Contributing cause hypothesis

The first cohort study to find that cannabis use may predict subsequent development of psychosis was conducted by Andreasson and colleagues and was based on a sample of 45, 570 male Swedish conscripts (1987). They were assessed at age 18 for substance use and psychiatric diagnosis and were then followed up during a 15-year period for inpatient admission for schizophrenia. Results showed that those individuals who had used cannabis presented a risk for schizophrenia which was 2.4 times higher than non-users and that number raised to a risk which 6.0 times greater if the individuals had used the drug more than 50 times.

Though these results were robust, many critics pointed out the methodological flaws in the study and the question still remained whether there was actually a causal link between cannabis and psychosis. Some of the main criticisms included:

»      The fact that this study used self-administered questionnaires to assess the individuals' cannabis consumption at the time they were drafted and didn't document whether this consumption persisted over the following 15 years

»      That the individuals' diagnoses of schizophrenia were established by simply looking the medical records and could have been confused with cannabis-induced psychoses

»      Other substance use was not taken into account and thus some results could have been attributed to consumption of other drugs and/or alcohol

»      Personality traits which may be known to predispose individuals both to develop psychosis and to use cannabis or other substances were not measured and thus it was difficult for this study to establish whether consumption of the cannabis had triggered the psychosis or whether the drug use was actually a cause of the disease.

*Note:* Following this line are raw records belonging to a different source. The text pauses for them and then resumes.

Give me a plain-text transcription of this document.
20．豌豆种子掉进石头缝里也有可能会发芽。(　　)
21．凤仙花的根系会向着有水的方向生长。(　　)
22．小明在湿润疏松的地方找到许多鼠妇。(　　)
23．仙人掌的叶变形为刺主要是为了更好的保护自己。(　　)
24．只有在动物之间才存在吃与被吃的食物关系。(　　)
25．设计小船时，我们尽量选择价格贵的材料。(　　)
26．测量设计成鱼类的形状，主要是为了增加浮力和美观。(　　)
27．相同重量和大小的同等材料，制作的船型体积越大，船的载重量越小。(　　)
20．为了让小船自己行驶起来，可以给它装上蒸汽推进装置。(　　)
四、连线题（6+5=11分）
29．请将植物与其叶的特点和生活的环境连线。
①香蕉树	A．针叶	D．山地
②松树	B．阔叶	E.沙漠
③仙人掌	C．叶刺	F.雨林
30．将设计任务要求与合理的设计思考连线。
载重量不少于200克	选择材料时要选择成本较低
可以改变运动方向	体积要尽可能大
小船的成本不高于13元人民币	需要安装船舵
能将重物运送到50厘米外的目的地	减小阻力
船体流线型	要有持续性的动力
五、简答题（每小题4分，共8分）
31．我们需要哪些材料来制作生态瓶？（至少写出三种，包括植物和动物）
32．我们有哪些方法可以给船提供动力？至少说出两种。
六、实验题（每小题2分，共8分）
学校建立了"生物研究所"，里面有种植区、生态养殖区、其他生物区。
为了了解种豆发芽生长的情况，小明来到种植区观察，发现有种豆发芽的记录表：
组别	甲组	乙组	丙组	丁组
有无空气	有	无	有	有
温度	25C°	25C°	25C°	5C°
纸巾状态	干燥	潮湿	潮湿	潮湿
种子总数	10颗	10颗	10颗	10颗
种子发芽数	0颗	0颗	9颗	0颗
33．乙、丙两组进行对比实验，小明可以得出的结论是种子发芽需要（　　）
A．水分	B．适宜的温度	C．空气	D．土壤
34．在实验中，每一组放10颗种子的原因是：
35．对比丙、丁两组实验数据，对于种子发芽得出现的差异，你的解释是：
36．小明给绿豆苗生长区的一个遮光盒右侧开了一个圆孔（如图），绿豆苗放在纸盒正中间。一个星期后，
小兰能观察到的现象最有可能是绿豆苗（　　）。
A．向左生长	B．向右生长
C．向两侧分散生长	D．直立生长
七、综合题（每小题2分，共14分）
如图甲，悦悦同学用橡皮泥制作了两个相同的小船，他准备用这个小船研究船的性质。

As a result of these criticisms scientists got to work on developing more studies that would address these flaws. Through the growing numbers of these studies though, more and more support seemed to be provided for the hypothesis that cannabis may play a key role in the development of chronic psychosis.

For example, In 2002 Zammit and his colleagues reanalyzed, expanded and updated the data from Andreasson's longitudinal study and concluded not only that cannabis use was associated with an increased risk of developing schizophrenia but also that this risk was dose-dependent, meaning that the higher the amounts used, the higher the risk would be for developing the disease. They also noted that this link could be explained by the use of other drugs or by personality traits

Another longitudinal study, also in 2002, was conducted by Van Os et al., which conducted a baseline evaluation of 4104 individuals ages 18 to 64 and followed them for 3 years. The study found that cannabis use increased the risk of psychosis whether they had established psychotic vulnerability or not, though the risk was particularly high for people with an already established psychotic vulnerability. They also found a dose dependent relationship with these results and reported that the association between cannabis use and psychosis was independent of the use of other drugs both at the time of the baseline study and during the follow up period.

Many opponents of this position argue that if cannabis use really does increase the risk of psychosis then shouldn't there be a corresponding number of diagnoses of psychosis in places where cannabis use is particularly high for example?  So, for example if cannabis use is high in Canada then the logic would follow that the number of diagnoses of psychosis should also be relatively high. This simply isn't the case as the percentage of the population who are diagnosed with psychosis is relatively consistent in a Western- approximately 3 people out of 100 or about 3 % while the percentage of people who use cannabis tends to vary depending on the location.  Degenhardt et al (2003) noted for example that although there has been a significant increase in terms of cannabis use in Australia in the last few decades combined with a decline in the initial age of first use, the number of cases of schizophrenia remains relatively consistent. They did note that cannabis can cause psychosis in those individuals who are already vulnerable to this disease (for example, they have a history of mental illness in their family) and can worsen the trajectory of the illness in individuals who are already diagnosed with psychosis.

Along this same vein there are many studies that suggest that using cannabis may increase the number of psychotic symptoms or exacerbate them without necessarily increasing the number of diagnoses of psychosis itself. Numerous studies have reported that cannabis use is a significant risk factor for relapse of psychosis (Hunt, Bergen & Bashir, 2002; Liszen et al., 2003;Lewis, Tarrier & Drake, 2005;  Mamali et al., 2006; Wade et al., 2006 etc.) as well as also being linked to poor treatment compliance, more inpatient stays and poor prognosis in general.

More specifically, in a prospective New Zealand study, authors Arsenault et al (2002) found that individuals who had used cannabis at least three times between the ages of 15 and 18 had an increased risk of developing schizophreniform symptoms by the age of 26 and that earlier use produced a higher risk than later use. However, the authors did not observe an increased incidence of diagnoses of psychosis in the 759 individuals who were included in the study.

Fergusson et al (2003) also noted that higher rates of psychotic symptoms were present in individuals who had previously been regular cannabis users though not to the point of increase in the frequency of diagnoses of psychosis. They followed up on these findings in 2005 to show that direction of causality is likely to be the path from using cannabis to an increase in psychotic symptoms.